With these steps all chemical concentration data have been prepared for analysis. To complete data preparation we define our outcome object
and split our data into training and validation sets. The training data will be used to estimate the weights in the indices and the validation data will be used to estimate the exposure effects and perform significance testing.
To fit a model we will use the gwqs.fit
function. First we pass the objects defined above (note: If arguments are not supplied for y.train
and x.train
the y
and x
data passed will be used for both training and validation). In addition to the x
and y
parameters there are z
and z.train
parameters for covariates, but as we are not including covariates in this model these paramters will be left empty. The B
parameter tells the function how many bootstrap samples to use in estimation and n.quantiles
specifies the number of quantiles to use. The func
parameter tells the function which outcome type to fit the model for (continuous and binary outcomes are currently supported). In the example below, five quantiles (quintiles) are used for the chemicals.
results <- gwqs.fit(y = Y.valid, y.train = Y.train, x = X.valid, x.train = X.train, x.s = x.s,
B=100, n.quantiles = 5, func = "binary")
If there are convergence problems after model fitting the tol
and delta
parameters can be adjusted.
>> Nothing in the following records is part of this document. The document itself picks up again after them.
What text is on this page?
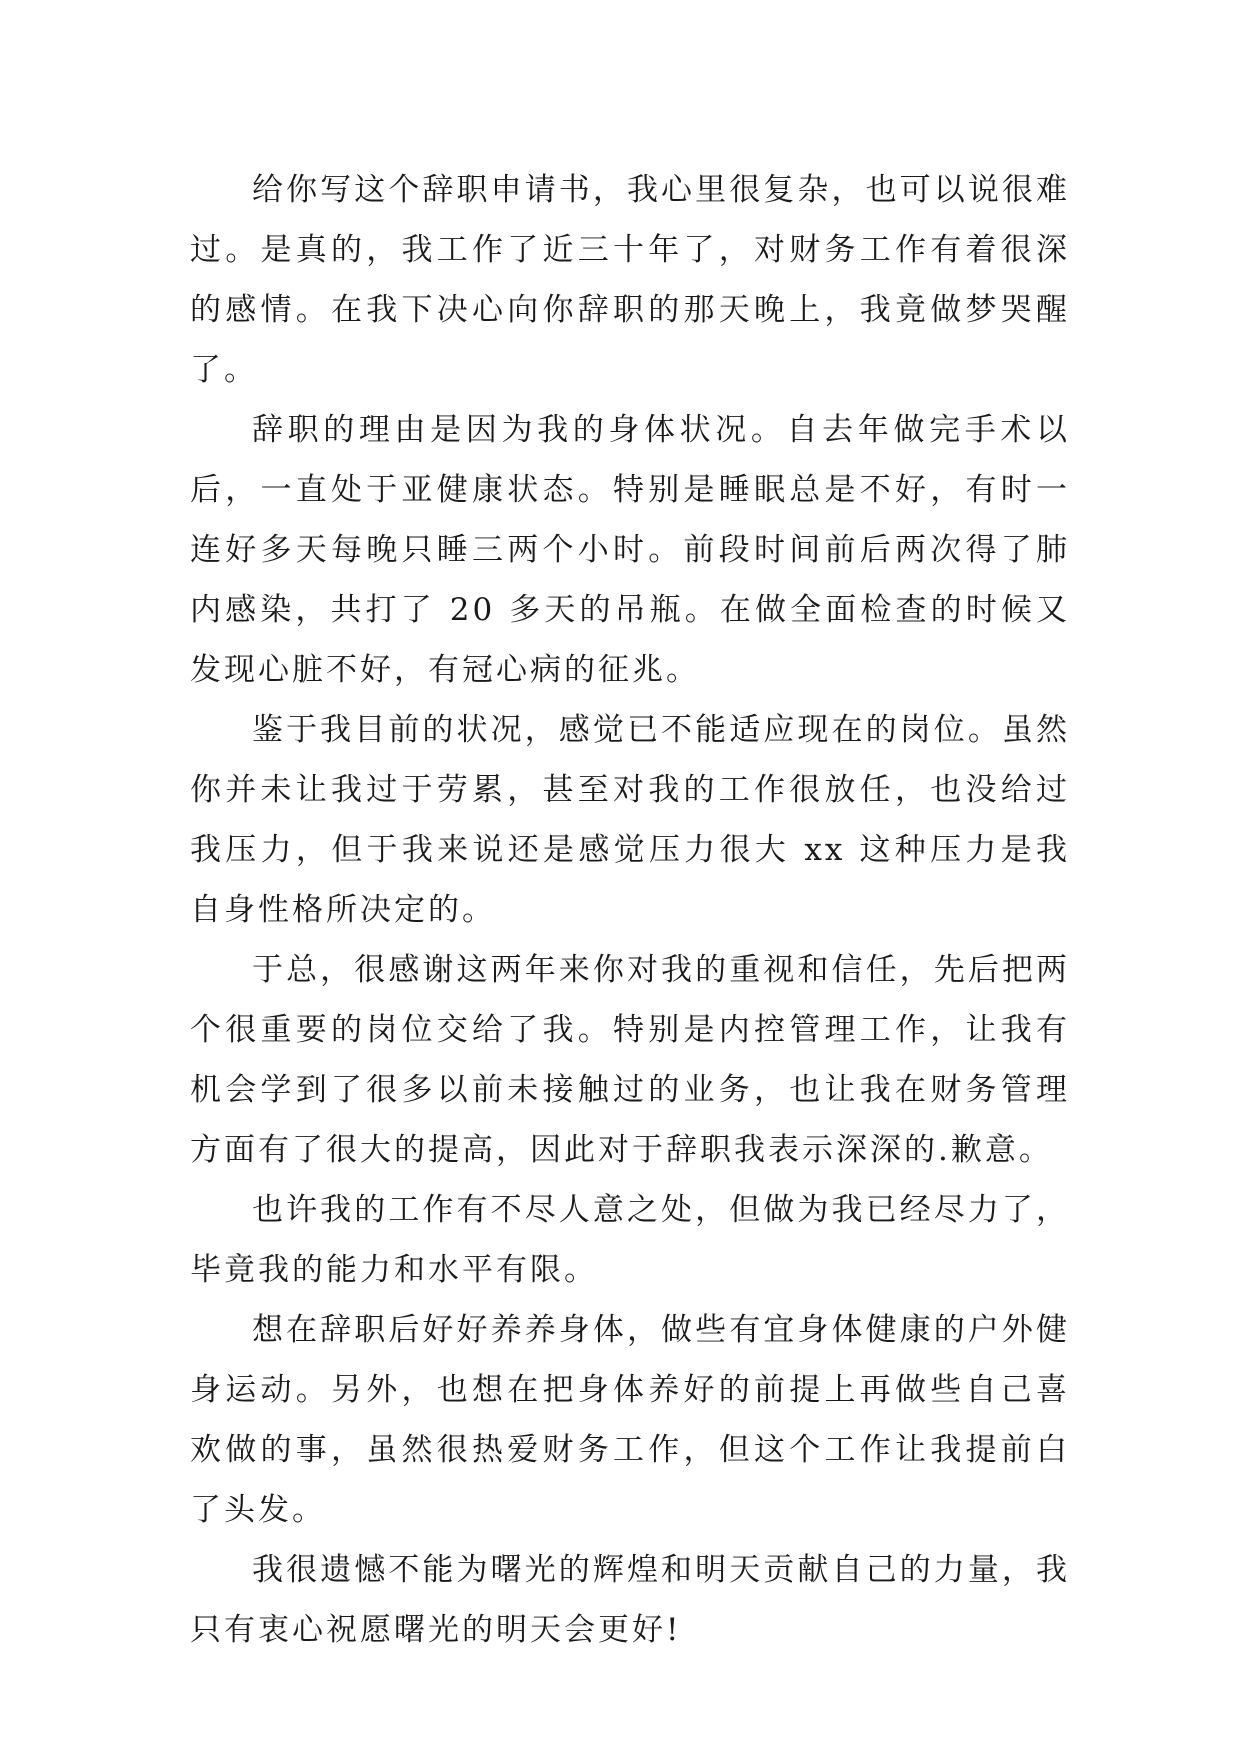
给你写这个辞职申请书，我心里很复杂，也可以说很难过。是真的，我工作了近三十年了，对财务工作有着很深的感情。在我下决心向你辞职的那天晚上，我竟做梦哭醒了。

辞职的理由是因为我的身体状况。自去年做完手术以后，一直处于亚健康状态。特别是睡眠总是不好，有时一连好多天每晚只睡三两个小时。前段时间前后两次得了肺内感染，共打了 20 多天的吊瓶。在做全面检查的时候又发现心脏不好，有冠心病的征兆。

鉴于我目前的状况，感觉已不能适应现在的岗位。虽然你并未让我过于劳累，甚至对我的工作很放任，也没给过我压力，但于我来说还是感觉压力很大 xx 这种压力是我自身性格所决定的。

于总，很感谢这两年来你对我的重视和信任，先后把两个很重要的岗位交给了我。特别是内控管理工作，让我有机会学到了很多以前未接触过的业务，也让我在财务管理方面有了很大的提高，因此对于辞职我表示深深的.歉意。

也许我的工作有不尽人意之处，但做为我已经尽力了，毕竟我的能力和水平有限。

想在辞职后好好养养身体，做些有宜身体健康的户外健身运动。另外，也想在把身体养好的前提上再做些自己喜欢做的事，虽然很热爱财务工作，但这个工作让我提前白了头发。

我很遗憾不能为曙光的辉煌和明天贡献自己的力量，我只有衷心祝愿曙光的明天会更好!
A larger tol
value will relax the criteria for convergence and a larger delta
will increase the step size for the bootstrap procedure; both will speed up convergence.
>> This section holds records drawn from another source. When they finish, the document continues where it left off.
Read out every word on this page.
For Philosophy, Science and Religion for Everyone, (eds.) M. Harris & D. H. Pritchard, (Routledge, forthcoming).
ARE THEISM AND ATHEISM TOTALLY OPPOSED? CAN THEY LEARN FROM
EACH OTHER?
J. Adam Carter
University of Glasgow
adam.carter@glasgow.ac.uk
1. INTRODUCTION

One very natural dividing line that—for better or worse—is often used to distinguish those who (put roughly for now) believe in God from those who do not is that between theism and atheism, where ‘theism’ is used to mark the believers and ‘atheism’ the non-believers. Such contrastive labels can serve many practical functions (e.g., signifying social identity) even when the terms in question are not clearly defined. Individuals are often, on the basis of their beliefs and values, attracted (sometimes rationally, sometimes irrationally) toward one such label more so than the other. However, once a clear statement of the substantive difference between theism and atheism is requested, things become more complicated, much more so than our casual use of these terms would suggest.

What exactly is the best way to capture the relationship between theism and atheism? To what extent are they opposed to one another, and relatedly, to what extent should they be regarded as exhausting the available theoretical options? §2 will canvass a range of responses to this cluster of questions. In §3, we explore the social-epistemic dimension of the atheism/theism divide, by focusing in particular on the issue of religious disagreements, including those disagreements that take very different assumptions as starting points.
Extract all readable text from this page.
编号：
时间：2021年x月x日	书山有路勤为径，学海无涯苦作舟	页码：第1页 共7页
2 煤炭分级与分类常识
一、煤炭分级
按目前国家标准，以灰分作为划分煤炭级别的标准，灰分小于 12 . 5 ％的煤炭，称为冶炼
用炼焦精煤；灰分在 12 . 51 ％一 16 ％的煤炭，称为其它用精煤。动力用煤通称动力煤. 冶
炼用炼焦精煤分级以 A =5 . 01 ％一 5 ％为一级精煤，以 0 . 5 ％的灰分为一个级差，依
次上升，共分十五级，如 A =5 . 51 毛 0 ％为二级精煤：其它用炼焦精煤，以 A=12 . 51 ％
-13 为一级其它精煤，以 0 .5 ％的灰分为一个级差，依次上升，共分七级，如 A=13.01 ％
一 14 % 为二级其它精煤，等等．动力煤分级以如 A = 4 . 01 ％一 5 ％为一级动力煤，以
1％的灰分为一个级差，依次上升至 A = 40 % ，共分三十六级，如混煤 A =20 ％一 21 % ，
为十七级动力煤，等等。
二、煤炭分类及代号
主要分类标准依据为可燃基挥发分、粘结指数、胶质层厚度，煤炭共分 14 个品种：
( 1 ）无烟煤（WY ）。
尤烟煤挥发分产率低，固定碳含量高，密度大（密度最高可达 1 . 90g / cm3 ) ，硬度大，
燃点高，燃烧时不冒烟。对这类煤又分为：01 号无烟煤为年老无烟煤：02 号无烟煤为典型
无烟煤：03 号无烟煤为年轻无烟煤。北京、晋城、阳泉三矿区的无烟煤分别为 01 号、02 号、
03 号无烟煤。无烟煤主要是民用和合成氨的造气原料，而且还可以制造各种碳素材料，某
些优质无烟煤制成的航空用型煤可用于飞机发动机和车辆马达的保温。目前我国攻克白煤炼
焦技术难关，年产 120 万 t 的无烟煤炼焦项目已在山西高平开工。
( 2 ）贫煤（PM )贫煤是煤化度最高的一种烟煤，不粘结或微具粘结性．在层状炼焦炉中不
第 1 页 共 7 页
summary(results$fit)$coefficients
#> Estimate Std. Error z value Pr(>|z|)
#> (Intercept) -0.36296995 0.27747793 -1.3081039 0.1908380843
#> GWQS1 -0.12558969 0.10612361 -1.1834284 0.2366394011
#> GWQS2 0.02733979 0.11027004 0.2479349 0.8041847797
#> GWQS3 0.35752680 0.09285251 3.8504807 0.0001178862
The results above are the regression coefficients for the estimated exposure indices. This is in the validation set.
Next is the AIC for the model we have fit.
exp(confint(results$fit))
#> Waiting for profiling to be done...
#> 2.5 % 97.5 %
#> (Intercept) 0.4016993 1.195476
#> GWQS1 0.7149657 1.084859
#> GWQS2 0.8276495 1.276471
#> GWQS3 1.1949162 1.720857
And finally are the 95% CIs for the odds ratios of the indicies. We can see from the results that of our three groups only the third, GWQS3, is statistically significant at the 0.05 level, and has a 95% CI of (1.2, 1.7) for its odds ratio.
The weights for individiual chemical components in each group are listed in the object returned by gwqs.fit
. To view them graphically in descending order of importance, we can use the plot.weights
function. Besides the model fit object, we just need to create a string vector naming our groups. This vector’s order matters - names must match their corresponding index in the group list defined above.
Our one significant index was a group of insecticide compounds. Of the five chemicals it appears methoxychlor was mostly responsible for the association GWQS3 had with the outcome variable.